Why it matters: As police have sat visibly in the hot spot areas for about five months, McManus says the efforts have had a positive effect on violent crime. But the effort isn't popular with everyone.

How it works: Officers sit in marked police cars for 15 minutes in the identified hot spots where violent crime occurs most often. Police covered 54 spots across the city from January to April, with little overlap.

  • Their presence is meant to deter people from committing crimes.
  • Hot spot policing is one of just three approaches in the three-year violent crime reduction plan.

By the numbers: Overall, violent crime against people decreased by 16.5% from January to April compared with the same period last year, McManus told the City Council on Wednesday.

  • That's primarily due to fewer assaults.

Yes, but: There were 60 homicides from January to April this year, a 9.1% increase over the 55 recorded during the same time in 2022.

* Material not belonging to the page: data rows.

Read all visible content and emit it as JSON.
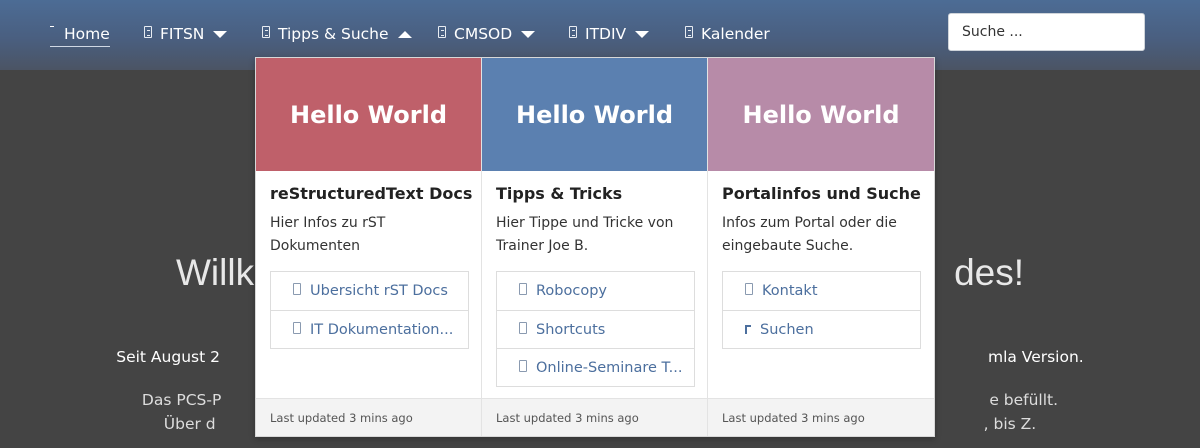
{
  "nav": {
    "home": "Home",
    "items": [
      {
        "label": "FITSN",
        "expanded": false
      },
      {
        "label": "Tipps & Suche",
        "expanded": true
      },
      {
        "label": "CMSOD",
        "expanded": false
      },
      {
        "label": "ITDIV",
        "expanded": false
      },
      {
        "label": "Kalender"
      }
    ],
    "search_placeholder": "Suche ..."
  },
  "background": {
    "heading_left": "Willk",
    "heading_right": "des!",
    "line1_left": "Seit August 2",
    "line1_right": "mla Version.",
    "line2a_left": "Das PCS-P",
    "line2a_right": "e befüllt.",
    "line2b_left": "Über d",
    "line2b_right": ", bis Z."
  },
  "colors": {
    "card1": "#bf606a",
    "card2": "#5b80b0",
    "card3": "#b78ba8",
    "link": "#4c6f9e"
  },
  "cards": [
    {
      "banner": "Hello World",
      "title": "reStructuredText Docs",
      "desc": "Hier Infos zu rST Dokumenten",
      "links": [
        {
          "label": "Übersicht rST Docs",
          "icon": "document-icon"
        },
        {
          "label": "IT Dokumentation...",
          "icon": "document-icon"
        }
      ],
      "footer": "Last updated 3 mins ago"
    },
    {
      "banner": "Hello World",
      "title": "Tipps & Tricks",
      "desc": "Hier Tippe und Tricke von Trainer Joe B.",
      "links": [
        {
          "label": "Robocopy",
          "icon": "document-icon"
        },
        {
          "label": "Shortcuts",
          "icon": "document-icon"
        },
        {
          "label": "Online-Seminare T...",
          "icon": "document-icon"
        }
      ],
      "footer": "Last updated 3 mins ago"
    },
    {
      "banner": "Hello World",
      "title": "Portalinfos und Suche",
      "desc": "Infos zum Portal oder die eingebaute Suche.",
      "links": [
        {
          "label": "Kontakt",
          "icon": "document-icon"
        },
        {
          "label": "Suchen",
          "icon": "search-icon"
        }
      ],
      "footer": "Last updated 3 mins ago"
    }
  ]
}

What they're saying: "This is not about making arrests or shaking people down, or doing anything else than being visible at these locations," McManus told reporters.

  • San Antonio police have not arrested anyone while sitting in a hot spot, McManus says.
  • "Hot spot policing is not going to solve the violent crime problem in San Antonio" on its own, Michael Smith, a criminology and criminal justice professor at UTSA who helped develop the plan, told the council.

Of note: It's too soon to say whether the drop in violent crime is related to the hot spot policing, Smith says.

The other side: Home rehabilitation, street lighting, education and transportation can all help reduce crime, District 2 Councilmember Jalen McKee-Rodriguez says.

  • "It's disappointing that we aren't yet talking about those in the context of this plan sooner," he says.

The big picture: San Antonio officials often debate the most effective and equitable ways to reduce violent crime.

  • Some, like District 3 Councilmember Phyllis Viagran, have supported the plan and want to expand the city's police force.
  • Others, like District 5 Councilmember Teri Castillo, are worried about over-policing lower income neighborhoods and want to focus resources on other city departments.

Zoom out: The city is looking to hire 100 new patrol officers next year as San Antonio continues to hash out details of the next city budget, which takes effect in October.

What's next: The second phase of the violent crime reduction plan, beginning this fall, is to identify through data the causes of violent crime and develop solutions.